Alex Fong began messing around with watercolours in design school. While others beg for the medium to play nice (acrylics let me paint over my mistakes, watercolours laugh in my general direction), they willingly kneel to Alex’s hand. His work has a clear voice. It’s poetic, whimsical, and delightfully balances the play of light with the elements of nature. The images also have a deeper, connective quality, as if they came from impressions of our collective youth.

Although many of his ideas are born in the Okanagan, much of his support comes from beyond. Alex has always had local buyers, but there was a time when making ends meet was tough. So he went east to the market in Calgary. Patrons of the oil province soon agreed he was a good investment. All that attention helped things progress locally and Alex estimates that close to half his sales are now regional.

Wanting other artists to find success here as well, he dedicates time to developing Kelowna’s cultural district. A hard-working member of a number of committees, he was an integral part of the group that championed the Rotary Centre for the Arts.

Alex continues to contribute both ideas and art to big projects, but he’s also good at thinking small. A long-term dream is to create a dedicated space where children can enjoy and show art that is curated for them and displayed at their height.

“When you raise kids in a community, you want them to have as much good influence as they can possibly get. When they grow up they’ll just be better people,” he says with tender insight that belies the businessman and shows the heart.

His interest in art and the economy isn’t just about selling his own work; it’s about developing an infrastructure that supports the creative community as a whole.

Another Brick in the Wall 

If you drive through downtown Vernon you can’t miss the collection of vibrant murals that are a history lesson on the community. Michelle Loughery, the local artist who led the project, doesn’t have a degree in the arts. She’s a self-taught citizen whose involvement in local arts organizations helped her to find her calling.

In consideration of the arts council budget in Sparwood, BC, Michelle decided to figure out how to create public art herself. She grabbed some students and started painting a mural. A man from out of town passed by and asked the price of a mural like theirs. They responded professionally, quoting him a nice fat number. The next day Michelle had a cheque and plane tickets in her hand.
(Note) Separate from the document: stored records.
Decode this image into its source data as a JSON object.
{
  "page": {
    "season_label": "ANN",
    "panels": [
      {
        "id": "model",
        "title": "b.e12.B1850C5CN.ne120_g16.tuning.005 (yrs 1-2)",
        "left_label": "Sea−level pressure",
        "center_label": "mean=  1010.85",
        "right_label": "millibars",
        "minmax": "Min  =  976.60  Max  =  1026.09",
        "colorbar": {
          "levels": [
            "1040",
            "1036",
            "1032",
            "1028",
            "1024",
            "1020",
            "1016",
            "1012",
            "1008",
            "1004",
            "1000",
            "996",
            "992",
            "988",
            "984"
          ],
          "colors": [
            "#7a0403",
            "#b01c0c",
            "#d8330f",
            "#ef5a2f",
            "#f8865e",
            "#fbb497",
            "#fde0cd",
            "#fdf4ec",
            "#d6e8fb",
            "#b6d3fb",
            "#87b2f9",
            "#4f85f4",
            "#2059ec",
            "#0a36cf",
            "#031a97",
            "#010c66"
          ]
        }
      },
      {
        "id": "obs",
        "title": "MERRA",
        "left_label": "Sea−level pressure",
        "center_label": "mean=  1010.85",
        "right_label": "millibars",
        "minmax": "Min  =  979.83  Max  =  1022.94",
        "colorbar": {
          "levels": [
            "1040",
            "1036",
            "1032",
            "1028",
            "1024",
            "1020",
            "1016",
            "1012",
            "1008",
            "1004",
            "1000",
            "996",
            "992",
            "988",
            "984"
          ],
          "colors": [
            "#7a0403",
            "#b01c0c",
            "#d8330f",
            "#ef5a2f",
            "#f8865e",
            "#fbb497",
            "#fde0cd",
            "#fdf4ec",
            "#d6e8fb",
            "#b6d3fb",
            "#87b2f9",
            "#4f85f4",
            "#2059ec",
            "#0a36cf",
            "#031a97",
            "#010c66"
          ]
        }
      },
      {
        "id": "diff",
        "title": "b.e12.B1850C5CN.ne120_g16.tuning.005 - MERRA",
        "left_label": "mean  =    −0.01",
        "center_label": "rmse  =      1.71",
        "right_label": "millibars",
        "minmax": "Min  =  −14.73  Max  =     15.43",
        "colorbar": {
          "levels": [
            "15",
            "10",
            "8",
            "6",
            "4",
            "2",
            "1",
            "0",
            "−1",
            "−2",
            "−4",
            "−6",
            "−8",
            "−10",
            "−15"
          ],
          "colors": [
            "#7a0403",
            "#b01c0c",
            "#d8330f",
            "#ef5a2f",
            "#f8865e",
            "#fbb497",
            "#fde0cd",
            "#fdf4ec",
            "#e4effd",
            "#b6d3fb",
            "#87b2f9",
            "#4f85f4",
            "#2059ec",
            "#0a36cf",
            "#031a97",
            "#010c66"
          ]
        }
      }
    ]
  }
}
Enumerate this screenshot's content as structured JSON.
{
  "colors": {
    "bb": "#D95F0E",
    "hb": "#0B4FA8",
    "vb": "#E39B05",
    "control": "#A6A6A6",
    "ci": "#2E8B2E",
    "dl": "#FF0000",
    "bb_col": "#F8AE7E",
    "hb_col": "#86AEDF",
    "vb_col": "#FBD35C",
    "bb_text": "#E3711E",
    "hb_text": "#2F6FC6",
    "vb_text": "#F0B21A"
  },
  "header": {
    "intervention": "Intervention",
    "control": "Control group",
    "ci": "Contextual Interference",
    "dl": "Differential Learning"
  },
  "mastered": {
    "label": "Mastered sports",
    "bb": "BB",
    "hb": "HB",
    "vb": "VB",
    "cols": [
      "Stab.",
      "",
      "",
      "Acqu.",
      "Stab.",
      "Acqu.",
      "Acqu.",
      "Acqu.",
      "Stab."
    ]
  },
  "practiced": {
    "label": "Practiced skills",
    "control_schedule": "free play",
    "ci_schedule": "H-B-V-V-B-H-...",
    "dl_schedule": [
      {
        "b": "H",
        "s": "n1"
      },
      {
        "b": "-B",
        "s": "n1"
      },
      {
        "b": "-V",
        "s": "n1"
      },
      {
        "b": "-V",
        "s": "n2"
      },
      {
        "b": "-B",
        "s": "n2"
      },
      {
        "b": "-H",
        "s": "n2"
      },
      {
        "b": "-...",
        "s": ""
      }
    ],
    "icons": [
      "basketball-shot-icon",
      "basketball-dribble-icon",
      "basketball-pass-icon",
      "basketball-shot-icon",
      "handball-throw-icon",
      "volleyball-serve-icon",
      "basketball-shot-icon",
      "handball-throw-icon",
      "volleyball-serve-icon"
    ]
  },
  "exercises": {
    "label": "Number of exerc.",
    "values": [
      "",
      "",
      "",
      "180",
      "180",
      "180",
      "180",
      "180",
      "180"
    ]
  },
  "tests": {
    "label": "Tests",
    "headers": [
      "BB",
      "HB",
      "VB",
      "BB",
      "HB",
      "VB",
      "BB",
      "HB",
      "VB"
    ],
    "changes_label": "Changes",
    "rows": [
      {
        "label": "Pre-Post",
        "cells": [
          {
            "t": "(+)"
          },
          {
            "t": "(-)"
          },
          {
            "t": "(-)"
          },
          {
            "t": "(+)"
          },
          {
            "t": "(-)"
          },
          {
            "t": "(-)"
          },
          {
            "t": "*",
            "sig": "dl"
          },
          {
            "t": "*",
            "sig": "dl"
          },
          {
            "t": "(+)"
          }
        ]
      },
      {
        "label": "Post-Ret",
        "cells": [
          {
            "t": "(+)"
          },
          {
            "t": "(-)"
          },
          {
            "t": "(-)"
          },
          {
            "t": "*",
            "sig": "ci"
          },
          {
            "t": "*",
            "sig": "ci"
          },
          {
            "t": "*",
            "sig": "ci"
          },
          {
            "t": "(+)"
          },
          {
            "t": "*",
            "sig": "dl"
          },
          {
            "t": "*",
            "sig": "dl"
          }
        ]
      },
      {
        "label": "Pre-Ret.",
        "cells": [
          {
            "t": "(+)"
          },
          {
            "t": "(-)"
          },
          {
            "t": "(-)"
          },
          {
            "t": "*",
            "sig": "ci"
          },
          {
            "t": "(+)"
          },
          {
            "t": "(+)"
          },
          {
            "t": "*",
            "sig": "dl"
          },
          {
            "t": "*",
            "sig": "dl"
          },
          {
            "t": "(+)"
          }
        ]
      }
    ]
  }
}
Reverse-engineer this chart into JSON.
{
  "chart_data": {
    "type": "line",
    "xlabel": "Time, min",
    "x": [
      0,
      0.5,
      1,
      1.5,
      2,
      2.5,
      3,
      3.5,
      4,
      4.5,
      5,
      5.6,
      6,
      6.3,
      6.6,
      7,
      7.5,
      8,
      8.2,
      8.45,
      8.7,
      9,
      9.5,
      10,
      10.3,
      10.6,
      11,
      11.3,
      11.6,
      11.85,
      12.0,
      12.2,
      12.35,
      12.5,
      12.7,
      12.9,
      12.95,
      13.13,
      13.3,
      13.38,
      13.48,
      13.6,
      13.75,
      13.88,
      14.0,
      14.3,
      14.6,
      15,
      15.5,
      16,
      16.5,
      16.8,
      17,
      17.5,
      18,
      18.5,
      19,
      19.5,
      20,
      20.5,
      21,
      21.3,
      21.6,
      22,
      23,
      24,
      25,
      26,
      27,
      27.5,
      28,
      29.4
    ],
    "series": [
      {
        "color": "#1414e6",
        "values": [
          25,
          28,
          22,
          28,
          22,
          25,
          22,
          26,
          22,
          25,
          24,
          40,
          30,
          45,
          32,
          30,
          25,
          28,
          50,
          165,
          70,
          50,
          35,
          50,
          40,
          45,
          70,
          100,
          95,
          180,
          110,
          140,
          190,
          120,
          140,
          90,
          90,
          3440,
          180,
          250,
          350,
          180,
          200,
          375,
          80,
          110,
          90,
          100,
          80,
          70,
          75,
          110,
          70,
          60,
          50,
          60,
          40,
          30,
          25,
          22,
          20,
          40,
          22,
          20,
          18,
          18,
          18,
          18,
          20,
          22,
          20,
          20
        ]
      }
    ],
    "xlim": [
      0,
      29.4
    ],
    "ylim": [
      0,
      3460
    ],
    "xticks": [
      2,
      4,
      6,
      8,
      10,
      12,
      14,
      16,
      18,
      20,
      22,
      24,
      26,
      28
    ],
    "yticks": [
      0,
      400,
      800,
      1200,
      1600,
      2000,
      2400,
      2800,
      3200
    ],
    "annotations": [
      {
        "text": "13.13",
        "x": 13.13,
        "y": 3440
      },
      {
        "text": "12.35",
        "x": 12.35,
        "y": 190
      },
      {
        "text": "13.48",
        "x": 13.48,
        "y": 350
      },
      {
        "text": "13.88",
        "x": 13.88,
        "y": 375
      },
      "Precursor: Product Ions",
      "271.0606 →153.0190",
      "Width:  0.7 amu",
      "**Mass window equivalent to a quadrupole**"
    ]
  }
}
It was the start of a career that would soon raise millions towards turning urban walls into works of art and changing the lives of countless youth along the way.

There’s something a little bit country, a little bit rock ’n’ roll about Michelle. She has a way of making you feel relaxed and excited at the same time. She’s a prolific
fundraiser and it’s no wonder—you can’t help but want to fuel her creative fire. She’s built a business around bringing public art not just to the walls of buildings, but into the lives of kids. She runs a number of amazing grassroots projects and has been requested internationally to teach what she does so well: provide youth (especially high risk kids) with an opportunity to express themselves in a way that is non-threatening, large scale and high impact, all while sharing heritage and culture.

“Our young people are our most precious resource and a driving force for our societies,” says Michelle. “A key objective of my work is the empowerment of a community or group members.”

It’s been life changing for her too. Her slogan, “Take it to the wall,” is about how mural painting is bond-making. Confessions, opening up, hearing your own thoughts more clearly—these are all part of the magic of a group mural. There’s a gravity to it that pulls you in closer to yourself and to each other.

Michelle takes me outside a coffee shop to a bare brick wall and gets me to lean in close. We stand talking, not face-to-face, but wall-to-wall. “Art is a business like anything else and artists need to learn the skills to fund their work if they want to succeed,” she says.  Two minutes in and I’m ready to pay to paint the whole wall.

Artists like Will, Alex and Michelle are an integral part of our local economy, but turning creativity into a career can be tricky. As I learned from these three visual artists, to make a lasting mark you need more than just skills and talent, it’s an eye for business that lets you behold the way to success.